For one of my office projects, I had a transition over to DoubleClick for Publishers (DFP). This was completed, and entered into a merge release for the start of the month along with a few other patches and small features. However, that transition was to be pulled from the upcoming release for internal readiness reasons. Therefor, we have to pull all the DFP related commits from the release.
There are several ways to go about this, but for me the simplest was to create a new release and cherry-pick
the commits were keeping into.
Step 1 - Find the Commits you want to keep
First we need to identify the commits that we want to keep. If you do to no which ones you want off hand, you can use log
to list out all your commits.
git log
Tip: press the q
key to exit git log
Copy and paste the commit hashs you want to keep in a text file.

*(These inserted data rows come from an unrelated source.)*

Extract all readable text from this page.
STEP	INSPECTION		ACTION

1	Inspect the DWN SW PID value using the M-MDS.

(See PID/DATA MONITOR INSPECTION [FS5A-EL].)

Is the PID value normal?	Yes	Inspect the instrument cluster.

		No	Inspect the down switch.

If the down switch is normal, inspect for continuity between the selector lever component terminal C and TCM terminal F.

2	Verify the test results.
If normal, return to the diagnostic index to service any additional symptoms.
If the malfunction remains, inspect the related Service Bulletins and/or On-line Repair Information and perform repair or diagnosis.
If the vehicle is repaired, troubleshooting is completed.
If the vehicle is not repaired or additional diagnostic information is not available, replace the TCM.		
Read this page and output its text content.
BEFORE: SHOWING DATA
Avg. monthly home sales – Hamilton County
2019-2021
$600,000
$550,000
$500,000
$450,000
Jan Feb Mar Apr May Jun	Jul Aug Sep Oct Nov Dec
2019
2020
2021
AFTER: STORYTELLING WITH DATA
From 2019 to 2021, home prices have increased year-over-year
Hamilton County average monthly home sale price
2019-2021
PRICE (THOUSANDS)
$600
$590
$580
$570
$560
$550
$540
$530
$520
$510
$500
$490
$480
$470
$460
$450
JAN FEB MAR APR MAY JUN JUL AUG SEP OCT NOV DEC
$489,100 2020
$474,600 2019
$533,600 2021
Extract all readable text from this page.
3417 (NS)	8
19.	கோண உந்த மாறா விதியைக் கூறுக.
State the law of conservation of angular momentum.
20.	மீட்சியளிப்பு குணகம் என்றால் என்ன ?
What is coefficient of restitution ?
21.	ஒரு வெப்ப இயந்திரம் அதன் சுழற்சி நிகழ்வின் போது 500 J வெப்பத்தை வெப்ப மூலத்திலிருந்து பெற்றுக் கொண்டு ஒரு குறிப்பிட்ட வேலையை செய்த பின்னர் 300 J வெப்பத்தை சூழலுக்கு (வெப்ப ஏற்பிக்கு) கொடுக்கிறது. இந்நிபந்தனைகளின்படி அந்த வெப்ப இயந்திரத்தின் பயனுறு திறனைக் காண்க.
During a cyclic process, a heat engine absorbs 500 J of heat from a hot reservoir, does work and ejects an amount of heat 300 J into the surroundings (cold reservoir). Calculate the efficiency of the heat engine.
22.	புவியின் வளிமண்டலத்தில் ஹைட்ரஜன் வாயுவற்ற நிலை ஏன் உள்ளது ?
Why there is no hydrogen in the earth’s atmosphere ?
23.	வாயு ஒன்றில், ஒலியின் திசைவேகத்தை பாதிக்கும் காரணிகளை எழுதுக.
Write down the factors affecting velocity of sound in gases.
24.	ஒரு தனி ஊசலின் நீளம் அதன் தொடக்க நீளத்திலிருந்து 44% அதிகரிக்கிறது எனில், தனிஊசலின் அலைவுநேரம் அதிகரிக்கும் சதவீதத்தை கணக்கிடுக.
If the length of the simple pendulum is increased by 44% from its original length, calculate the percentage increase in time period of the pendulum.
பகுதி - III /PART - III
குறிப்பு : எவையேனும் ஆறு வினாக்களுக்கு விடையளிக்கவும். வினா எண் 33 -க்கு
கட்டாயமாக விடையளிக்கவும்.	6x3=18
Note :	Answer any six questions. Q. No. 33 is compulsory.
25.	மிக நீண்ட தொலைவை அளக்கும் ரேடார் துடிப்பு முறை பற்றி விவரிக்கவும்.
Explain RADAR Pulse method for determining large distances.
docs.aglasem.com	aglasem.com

Step 2 - Create your New Branch
Next we will want to create your new branch for your release.
git checkout master
git checkout -b New-Release
Step 3 - Cherry Pick your commits
In our new branch, we will then want to cherry-pick
your selected commits in. For each commit hash, run the following.
git cherry-pick <commit-hash>
Note: that your commits have now moved into your new branch and removed from its old branch.
Our commits have now been separated, run your tests and check your code to make sure that you have everything you need. Than we are good to go.